E-tail product return prediction via hypergraph-based local graph cut
Jianbo Li (Three Bridges Capital); Jingrui He (Arizona State University); Yada Zhu (IBM)
Recent decades have witnessed the rapid growth of E-commerce. In particular, E-tail has provided customers with great convenience by allowing them to purchase retail products anywhere without visiting the actual stores. A recent trend in E-tail is to allow free shipping and hassle-free returns to further attract online customers. However, a downside of such a customer-friendly policy is the rapidly increasing return rate as well as the associated costs of handling returned online orders. Therefore, it has become imperative to take proactive measures for reducing the return rate and the associated cost. Despite the large amount of data available from historical purchase and return records, up until now, the problem of E-tail product return prediction has not attracted much attention from the data mining community.

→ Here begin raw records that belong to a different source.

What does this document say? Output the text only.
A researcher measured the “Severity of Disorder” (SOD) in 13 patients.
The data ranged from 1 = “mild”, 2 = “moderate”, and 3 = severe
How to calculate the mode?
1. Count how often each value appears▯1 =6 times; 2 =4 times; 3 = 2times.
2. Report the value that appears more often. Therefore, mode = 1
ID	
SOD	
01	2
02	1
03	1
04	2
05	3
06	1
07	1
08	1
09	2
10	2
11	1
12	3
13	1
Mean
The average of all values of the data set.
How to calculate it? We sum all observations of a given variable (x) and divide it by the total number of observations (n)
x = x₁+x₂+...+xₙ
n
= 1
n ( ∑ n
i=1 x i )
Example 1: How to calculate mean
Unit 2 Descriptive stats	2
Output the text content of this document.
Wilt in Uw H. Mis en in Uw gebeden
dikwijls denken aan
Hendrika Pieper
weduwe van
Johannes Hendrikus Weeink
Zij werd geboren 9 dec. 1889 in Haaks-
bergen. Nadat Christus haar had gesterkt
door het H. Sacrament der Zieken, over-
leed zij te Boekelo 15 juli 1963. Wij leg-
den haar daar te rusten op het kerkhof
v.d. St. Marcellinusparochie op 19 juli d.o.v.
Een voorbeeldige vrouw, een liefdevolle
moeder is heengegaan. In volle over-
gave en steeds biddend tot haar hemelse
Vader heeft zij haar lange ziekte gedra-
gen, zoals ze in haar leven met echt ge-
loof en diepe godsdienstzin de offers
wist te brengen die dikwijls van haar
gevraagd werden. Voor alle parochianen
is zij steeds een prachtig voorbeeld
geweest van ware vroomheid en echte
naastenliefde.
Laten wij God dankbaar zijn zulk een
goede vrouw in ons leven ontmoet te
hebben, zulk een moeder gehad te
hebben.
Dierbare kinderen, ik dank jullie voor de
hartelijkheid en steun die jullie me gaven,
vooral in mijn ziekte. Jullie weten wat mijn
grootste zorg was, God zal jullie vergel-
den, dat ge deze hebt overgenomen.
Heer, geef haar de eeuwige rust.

To address this problem, in this paper, we propose a generic framework for E-tail product return prediction named HyperGo . It aims to predict the customer’s intention to return after s/he has put together the shopping basket. For the baskets with a high return intention, the E-tailers can then take appropriate measures to incentivize the customer not to issue a return and/or prepare for reverse logistics. The proposed HyperGo is based on a novel hypergraph representation of historical purchase and return records, effectively leveraging the rich information of basket composition. For a given basket, we propose a local graph cut algorithm using truncated random walk on the hypergraph to identify similar historical baskets. Based on these baskets, HyperGo is able to estimate the return intention on two levels: basket-level vs. product-level, which provides the E-tailers with detailed information regarding the reason for a potential return (e.g., duplicate products with different colors). One major benefit of the proposed local algorithm lies in its time complexity, which is linearly dependent on the size of the output cluster and polylogarithmically dependent on the volume of the hypergraph. This makes HyperGo particularly suitable for processing large-scale data sets. The experimental results on multiple real-world E-tail data sets demonstrate the effectiveness and efficiency of HyperGo.